11 Nicht zielführend ist auch das Zulässigkeitsvorbringen der Revision, das Verwaltungsgericht habe bei der Beurteilung, ob die Arbeitnehmer das ihnen nach den österreichischen Rechtsvorschriften zustehende Entgelt erhalten haben, die diesen ausbezahlten Diäten und Entsendungszulagen unberücksichtigt gelassen und damit gegen Art. 3 Abs. 7 der Richtlinie 96/71/EG verstoßen.

12 Die genannte Bestimmung der Richtlinie 96/71/EG des Europäischen Parlaments und des Rates vom 16. Dezember 1996 über die Entsendung von Arbeitnehmern im Rahmen der Erbringung von Dienstleistungen (auch kurz: Entsenderichtlinie) lautet:

"Artikel 3

Arbeits- und Beschäftigungsbedingungen

...

(7) Die Absätze 1 bis 6 stehen der Anwendung von für die Arbeitnehmer günstigeren Beschäftigungs- und Arbeitsbedingungen nicht entgegen.

Die Entsendungszulagen gelten als Bestandteil des Mindestlohns, soweit sie nicht als Erstattung für infolge der Entsendung tatsächlich entstandene Kosten wie z.B. Reise-, Unterbringungs- und Verpflegungskosten gezahlt werden."

13 Das Verwaltungsgericht hat zu den Diäten bzw. zur Entsendezulage festgehalten, dass es sich dabei um eine Aufwandsentschädigung handle (die Entsendezulage diene gemäß dem Arbeitsgesetzbuch der Tschechischen Republik als Auslandszulage für die ausländische Verpflegung), die gemäß § 7i Abs. 5 erster Satz AVRAG iVm § 49 Abs. 3 (Z 1) ASVG nicht als Entgeltbestandteil anzusehen sei.

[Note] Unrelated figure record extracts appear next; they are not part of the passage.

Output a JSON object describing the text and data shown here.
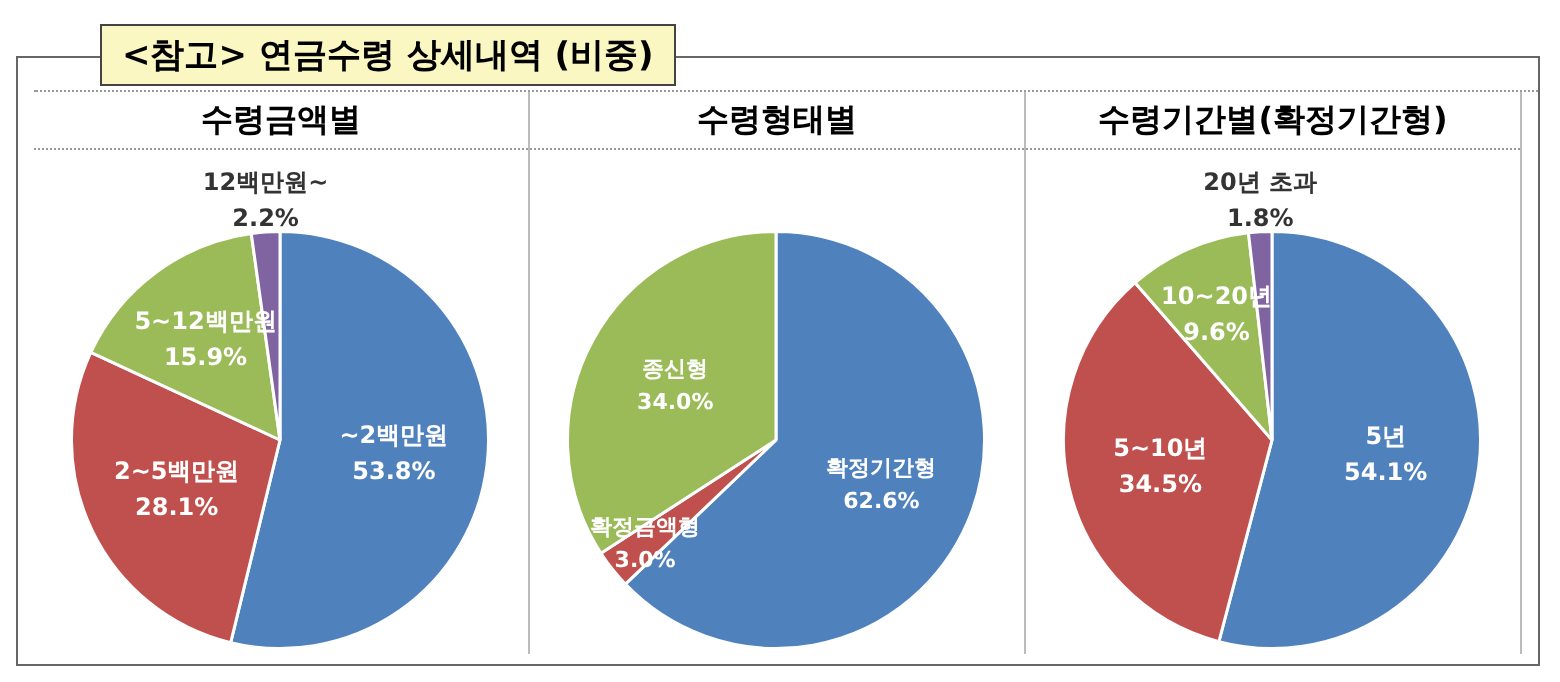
{
  "chart_data": [
    {
      "type": "other",
      "title": "<참고> 연금수령 상세내역 (비중)"
    },
    {
      "type": "pie",
      "title": "수령금액별",
      "categories": [
        "~2백만원",
        "2~5백만원",
        "5~12백만원",
        "12백만원~"
      ],
      "values": [
        53.8,
        28.1,
        15.9,
        2.2
      ],
      "colors": [
        "#4f81bd",
        "#c0504d",
        "#9bbb59",
        "#8064a2"
      ],
      "value_labels": [
        "53.8%",
        "28.1%",
        "15.9%",
        "2.2%"
      ]
    },
    {
      "type": "pie",
      "title": "수령형태별",
      "categories": [
        "확정기간형",
        "확정금액형",
        "종신형"
      ],
      "values": [
        62.6,
        3.0,
        34.0
      ],
      "colors": [
        "#4f81bd",
        "#c0504d",
        "#9bbb59"
      ],
      "value_labels": [
        "62.6%",
        "3.0%",
        "34.0%"
      ]
    },
    {
      "type": "pie",
      "title": "수령기간별(확정기간형)",
      "categories": [
        "5년",
        "5~10년",
        "10~20년",
        "20년 초과"
      ],
      "values": [
        54.1,
        34.5,
        9.6,
        1.8
      ],
      "colors": [
        "#4f81bd",
        "#c0504d",
        "#9bbb59",
        "#8064a2"
      ],
      "value_labels": [
        "54.1%",
        "34.5%",
        "9.6%",
        "1.8%"
      ]
    }
  ]
}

14 Ein Widerspruch zu Art. 3 Abs. 7 der Richtlinie 96/71/EG besteht nicht, weil auch nach dieser Bestimmung die Entsendezulage dann nicht als Bestandteil des Entgelts anzusehen ist, wenn sie als Erstattung für infolge der Entsendung tatsächlich entstandene Kosten gezahlt wird (vgl. zur Berücksichtigung von Zulagen und Zuschlägen ausführlich das Erkenntnis VwGH 9.11.2016, Ro 2015/11/0015, und die darin angeführte Rechtsprechung des EuGH; zur Erstattung der den Arbeitnehmern infolge ihrer Entsendung tatsächlich entstandenen Lebenshaltungskosten siehe insbesondere auch das dort zitierte Urteil EuGH 12.2.2015, C-396/13, Rechtssache Sähköalojen ammattiliitto ry, Rn 61 bis 63).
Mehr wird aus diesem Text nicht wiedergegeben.